Comme le souligne Weber, la considération sociale n’est pas étroitement liée à la position économique : dans certaines sociétés la possession d’un niveau d’instruction élevé
(prêtre, professeur…), d’un honneur, en raison de la naissance (un titre de noblesse), l’exercice d’une profession prestigieuse (savant, artiste…) sont valorisés et peuvent
contribuer à rapprocher des individus et à leur faire prendre conscience de leur appartenance à un même ensemble : une certaine homogamie peut renforcer la cohésion.
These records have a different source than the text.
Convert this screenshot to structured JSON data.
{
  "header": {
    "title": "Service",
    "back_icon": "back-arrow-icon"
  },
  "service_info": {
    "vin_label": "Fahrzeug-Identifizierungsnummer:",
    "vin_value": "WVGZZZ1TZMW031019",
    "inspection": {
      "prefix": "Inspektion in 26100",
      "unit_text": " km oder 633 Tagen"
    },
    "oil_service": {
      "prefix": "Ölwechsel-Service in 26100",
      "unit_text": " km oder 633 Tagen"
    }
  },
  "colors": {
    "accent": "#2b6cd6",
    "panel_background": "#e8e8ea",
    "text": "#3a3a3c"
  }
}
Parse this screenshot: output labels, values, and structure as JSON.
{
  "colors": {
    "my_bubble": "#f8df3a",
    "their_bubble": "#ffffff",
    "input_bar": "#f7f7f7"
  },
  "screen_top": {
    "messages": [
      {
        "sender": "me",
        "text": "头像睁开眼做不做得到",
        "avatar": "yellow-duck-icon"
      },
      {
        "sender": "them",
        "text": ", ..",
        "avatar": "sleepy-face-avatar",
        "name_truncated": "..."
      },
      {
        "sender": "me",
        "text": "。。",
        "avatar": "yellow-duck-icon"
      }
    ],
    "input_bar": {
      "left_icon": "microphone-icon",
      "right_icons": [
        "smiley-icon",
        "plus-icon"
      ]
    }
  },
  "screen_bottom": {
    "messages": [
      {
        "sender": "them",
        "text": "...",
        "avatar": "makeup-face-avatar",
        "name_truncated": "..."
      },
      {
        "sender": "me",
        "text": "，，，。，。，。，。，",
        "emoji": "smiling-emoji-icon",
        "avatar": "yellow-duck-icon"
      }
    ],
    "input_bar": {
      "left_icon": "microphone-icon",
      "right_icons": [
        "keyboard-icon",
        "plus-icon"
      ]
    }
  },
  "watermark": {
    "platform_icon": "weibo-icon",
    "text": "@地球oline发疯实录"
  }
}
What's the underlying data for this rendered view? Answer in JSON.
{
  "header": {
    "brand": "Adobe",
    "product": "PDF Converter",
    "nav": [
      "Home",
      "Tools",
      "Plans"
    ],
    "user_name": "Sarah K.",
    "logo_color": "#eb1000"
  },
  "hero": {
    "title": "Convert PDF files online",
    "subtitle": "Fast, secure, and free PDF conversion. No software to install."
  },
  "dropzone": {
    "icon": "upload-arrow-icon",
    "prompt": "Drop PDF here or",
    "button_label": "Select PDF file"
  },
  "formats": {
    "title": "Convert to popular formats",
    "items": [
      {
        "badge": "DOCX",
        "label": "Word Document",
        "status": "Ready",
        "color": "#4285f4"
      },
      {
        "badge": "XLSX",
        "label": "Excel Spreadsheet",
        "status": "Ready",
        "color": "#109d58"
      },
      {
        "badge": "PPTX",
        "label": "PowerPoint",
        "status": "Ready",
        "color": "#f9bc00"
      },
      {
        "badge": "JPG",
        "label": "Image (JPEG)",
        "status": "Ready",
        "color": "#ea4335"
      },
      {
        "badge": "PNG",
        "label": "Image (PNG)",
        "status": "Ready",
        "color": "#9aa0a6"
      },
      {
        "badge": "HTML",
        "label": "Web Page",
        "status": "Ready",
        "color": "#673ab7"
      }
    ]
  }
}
Au sein
de l’ordre politique, une adhésion à un groupement (le parti) peut permettre à l’individu d’obtenir certaines gratifications matérielles ou symboliques (postes, estime de soi…) et
dans certaines situations, la possibilité d’y faire carrière et d’avoir accès aux ressources publiques (un « contact » au gouvernement, la possibilité de se faire entendre par un
professionnel de la politique). Weber insiste, à la différence de Marx, sur le fait que les différents ordres possèdent leur propre autonomie et, qu’a priori, aucun d’entre eux ne
saurait triompher des autres. Source : Philippe Riutort, Précis de Sociologie, PUF coll. Précis, 2004, p401-402.